NASA and Google are Collaborating on an AI Doctor for Mars Trip

NASA Perserverence Rover

As tech giants like Apple turn their eyes towards AI-powered healthcare, Google is now building a new AI doctor in collaboration with NASA. But as PCMag reports, you might never get a chance to use the new model, unless you’re planning a trip to Mars, that is.

According to the NASA proof-of-concept slide deck, first spotted by TechCrunch, the project aims to tackle the problems of multi-year, long-distance space travel, dealing with issues like no real-time communication with Earth, no way to send medical samples back home, and the possibility of no evacuations in an emergency. For reference, Mars missions would have a lag of up to 223 minutes each way, making conventional real-time medical consultation near impossible.

The new tool, dubbed the Crew Medical Officer Digital Assistant (CMO-DA), will help provide medical advice and diagnostics completely independently of Earth. Per the slides, NASA eventually plans for the tool to incorporate things like ultrasound imaging and additional sources of biometric data in later versions.

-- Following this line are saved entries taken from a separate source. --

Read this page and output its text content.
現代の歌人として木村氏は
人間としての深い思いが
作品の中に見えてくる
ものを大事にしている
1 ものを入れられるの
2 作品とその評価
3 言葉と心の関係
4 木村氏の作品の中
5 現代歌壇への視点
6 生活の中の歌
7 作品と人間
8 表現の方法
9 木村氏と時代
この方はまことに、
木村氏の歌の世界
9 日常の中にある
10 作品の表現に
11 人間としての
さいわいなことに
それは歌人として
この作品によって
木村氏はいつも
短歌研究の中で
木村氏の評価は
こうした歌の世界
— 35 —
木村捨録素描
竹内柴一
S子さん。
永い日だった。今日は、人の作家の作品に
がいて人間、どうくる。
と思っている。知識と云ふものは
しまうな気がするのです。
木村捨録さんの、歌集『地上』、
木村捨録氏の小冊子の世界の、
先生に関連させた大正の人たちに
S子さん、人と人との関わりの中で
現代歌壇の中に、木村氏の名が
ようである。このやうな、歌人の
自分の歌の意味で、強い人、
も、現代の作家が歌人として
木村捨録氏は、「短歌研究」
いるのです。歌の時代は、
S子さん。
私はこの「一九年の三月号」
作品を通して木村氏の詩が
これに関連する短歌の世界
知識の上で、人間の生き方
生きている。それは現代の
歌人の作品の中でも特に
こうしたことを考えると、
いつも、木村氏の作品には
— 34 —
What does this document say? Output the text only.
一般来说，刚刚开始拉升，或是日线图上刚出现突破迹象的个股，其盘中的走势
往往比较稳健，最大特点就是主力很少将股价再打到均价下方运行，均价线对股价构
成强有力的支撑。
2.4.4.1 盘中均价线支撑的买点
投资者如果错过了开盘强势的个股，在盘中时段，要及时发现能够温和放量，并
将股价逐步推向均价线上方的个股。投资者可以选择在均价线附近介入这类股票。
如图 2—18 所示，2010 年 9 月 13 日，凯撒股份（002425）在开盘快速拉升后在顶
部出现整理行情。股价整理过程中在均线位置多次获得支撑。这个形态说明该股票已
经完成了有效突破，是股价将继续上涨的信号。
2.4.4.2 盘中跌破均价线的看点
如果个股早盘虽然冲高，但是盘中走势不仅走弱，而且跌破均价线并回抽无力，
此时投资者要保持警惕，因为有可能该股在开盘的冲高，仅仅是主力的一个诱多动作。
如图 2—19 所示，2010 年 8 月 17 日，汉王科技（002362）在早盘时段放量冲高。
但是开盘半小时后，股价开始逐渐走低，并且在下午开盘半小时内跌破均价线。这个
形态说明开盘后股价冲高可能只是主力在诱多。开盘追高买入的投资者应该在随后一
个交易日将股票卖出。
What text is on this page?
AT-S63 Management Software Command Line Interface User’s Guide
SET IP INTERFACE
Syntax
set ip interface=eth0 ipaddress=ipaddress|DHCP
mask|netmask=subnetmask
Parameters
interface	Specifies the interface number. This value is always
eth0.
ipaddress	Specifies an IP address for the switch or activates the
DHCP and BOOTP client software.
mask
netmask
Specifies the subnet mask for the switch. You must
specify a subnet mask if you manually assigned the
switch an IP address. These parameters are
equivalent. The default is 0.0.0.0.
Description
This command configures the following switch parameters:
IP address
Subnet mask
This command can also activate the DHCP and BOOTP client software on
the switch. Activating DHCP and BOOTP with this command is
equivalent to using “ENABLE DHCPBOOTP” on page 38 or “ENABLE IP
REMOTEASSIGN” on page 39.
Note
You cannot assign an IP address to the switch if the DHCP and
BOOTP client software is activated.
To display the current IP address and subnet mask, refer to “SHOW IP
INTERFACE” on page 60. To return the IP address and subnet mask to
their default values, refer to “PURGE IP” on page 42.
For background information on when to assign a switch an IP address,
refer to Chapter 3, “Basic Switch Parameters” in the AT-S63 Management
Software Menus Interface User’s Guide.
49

The CMO-DA comes as part of the Artemis program, a NASA-led Moon exploration initiative, with the long-term goal of creating a permanent base on the Moon and making human missions to Mars. The tool runs on Google Cloud’s Vertex AI environment and uses open-source language models (LLMs) such as Llama 3 and Mistral-3 Small. The tool’s source code is entirely owned by NASA, according to a Google spokesperson speaking to TechCrunch.

The project’s team tested the AI diagnostics against a basket of common maladies using a panel of three doctors, including one who is also an astronaut. The model performed broadly well, achieving a 74% accuracy rate for flank pain, an 80% accuracy rate for ear pain, and an 88% accuracy rate for ankle injury.

Still, NASA highlights several potential pitfalls the chatbot will have to work around, such as lack of trust in AI tools—where even advanced models can make basic errors—and lack of data on spaceflight-related pathophysiology, for example how partial gravity conditions can impact health.